On the field, an orderly pattern, pleasing in itself to the eye, had fallen into place. Far out to one side stood the Master and officials of the games, dressed in Arran’s red and white livery; and beside them a group of arrow boys, minute fungi under cartwheel rush hats. Beside that again, in a long line against the painted barriers, the competitors waited; a trifle uneasy; a trifle tense now the moment had come.
The first bowman, flexing his shoulders, took his place in the centre of the field below the high, painted pole, and footed the mark. The parrot, brilliant in the eye of the sun, struggled and screamed against the backdrop of the castle rock, scarlet with bracken and the autumn glory of beech and sycamore; above the rock, the Palace windows gave back the sun in stabs of flame behind their cage grilles. A voice shouted “Fast!;” the archer raised his longbow smoothly to the sky, nocked his arrow, drew, held and released; replaced his second shaft, aimed, held and released again.
The papingo squawked bad-temperedly and swore with an Aberdeen accent; the arrows arched and fell harmlessly, six yards to the left. To a roar of sardonic cheering the tension broke, and Sir Andrew suddenly moved.
“There’s only one place Lymond can shoot from,” he said, almost to himself. “And that’s from the shelter of the rock.”
Mariotta heard him. She raised her eyes as he had done and studied the broken face of the crag. “Shooting against both the sun and the wind?”
“That’s the difficulty, of course,” he acknowledged. “But look. The rest of the field is hedged in by the crowd: a man couldn’t raise his arms in it, never mind aim six feet of a longbow.” He hesitated, and then said, “Lady Culter, if you’d give me leave, I’ll climb up and look through some of that scrub there.”
But Mariotta, unimpressed by the suggestion that he should safeguard Richard’s life at the risk of his own, refused and would not be persuaded.

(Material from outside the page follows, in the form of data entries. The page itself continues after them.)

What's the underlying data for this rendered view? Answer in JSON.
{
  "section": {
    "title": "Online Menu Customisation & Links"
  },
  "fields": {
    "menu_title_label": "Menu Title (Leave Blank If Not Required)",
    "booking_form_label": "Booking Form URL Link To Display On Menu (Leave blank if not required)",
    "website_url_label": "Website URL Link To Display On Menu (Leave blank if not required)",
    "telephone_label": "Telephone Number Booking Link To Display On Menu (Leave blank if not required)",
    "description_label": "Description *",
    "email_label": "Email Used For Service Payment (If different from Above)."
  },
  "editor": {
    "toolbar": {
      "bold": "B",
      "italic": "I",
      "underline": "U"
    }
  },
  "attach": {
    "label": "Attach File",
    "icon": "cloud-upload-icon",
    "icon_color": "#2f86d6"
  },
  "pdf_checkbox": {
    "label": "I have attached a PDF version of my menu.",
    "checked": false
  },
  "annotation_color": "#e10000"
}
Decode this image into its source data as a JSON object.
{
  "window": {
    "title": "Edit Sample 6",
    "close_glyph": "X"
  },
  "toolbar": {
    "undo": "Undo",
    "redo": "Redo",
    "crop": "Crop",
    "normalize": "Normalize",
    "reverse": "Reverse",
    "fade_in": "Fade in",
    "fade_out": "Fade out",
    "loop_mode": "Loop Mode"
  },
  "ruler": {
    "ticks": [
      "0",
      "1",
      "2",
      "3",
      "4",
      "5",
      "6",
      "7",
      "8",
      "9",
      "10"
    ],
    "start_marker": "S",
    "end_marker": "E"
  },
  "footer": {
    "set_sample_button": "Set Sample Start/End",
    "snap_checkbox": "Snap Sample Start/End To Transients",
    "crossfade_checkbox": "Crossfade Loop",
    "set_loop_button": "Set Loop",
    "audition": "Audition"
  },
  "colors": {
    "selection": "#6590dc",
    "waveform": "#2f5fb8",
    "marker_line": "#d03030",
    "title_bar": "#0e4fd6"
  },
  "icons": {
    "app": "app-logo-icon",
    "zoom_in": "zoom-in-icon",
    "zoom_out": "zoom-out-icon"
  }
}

He argued uneasily, found her adamant, and dropped the proposal. In silence they watched.
The wind, violent and skittish, was making better sport of it than the competitors were. Buccleuch, shooting third, nicked the post with his first shaft and overshot with his second, retiring bellowing amid a chorus of witticisms. The next two were wide; the fifth caused a mild sensation by breaking his bow and nearly
amputating himself with the shards; the sixth lost his thread and bungled both draws; and the seventh squirted off like a firecracker.
The eighth nearly got it.
“Oh!” said Agnes, sparkling. “It’s very exciting, isn’t it?” And she added, a little wistfully, “A woman would enjoy being married to a wonderful archer.”
In the midst of their anxiety, the eyes of the other two met, and laughter sprang into Hunter’s. “My dear girl,” he said, “your mind’s running a great deal on marriage today, surely?”
Lady Herries looked surprised. “Not specially. But I’ll have to get married this year, I expect; and if I’ve got to be sold like a packet of wool—”
“Agnes!”
“Well. I mean, having children and doing embroidery may not be fun, but it’d be more so if at least they fought battles for you and pretended they liked it. Courts of Love, and sonnets, and scarves in their helmets. That’s what I think. Otherwise,” pursued Agnes, “there’s not much point in it all, is there?”
“Well, I’m afraid Johnnie Hamilton won’t write any odes to your eyelashes,” said Sir Andrew cheerfully. “Besides, that’s a limiting form of courtship, isn’t it? You’d be much more comfortable with a husband who worked up a connection at Court, or developed his lands, or exercised his money in trade so that you had diamond bracelets by the gross and a house in each county.”
“But I’ve got all the diamonds I want,” said Agnes succinctly. “Like Mariotta. And the little Queen. So I don’t see there’s any point in marrying, unless it’s to get something you haven’t got already. And nine times out of ten, you needn’t marry for that, either,” she added as an afterthought.
Watching the twelfth bowman loose off, Sir Andrew said unhappily, “How much land have you got, Lady Herries? And how many able-bodied tenants?”
She looked at him with vague distaste. “You sound like Grandfather Blairquhan.”
“Never mind. How many, and where are they all?”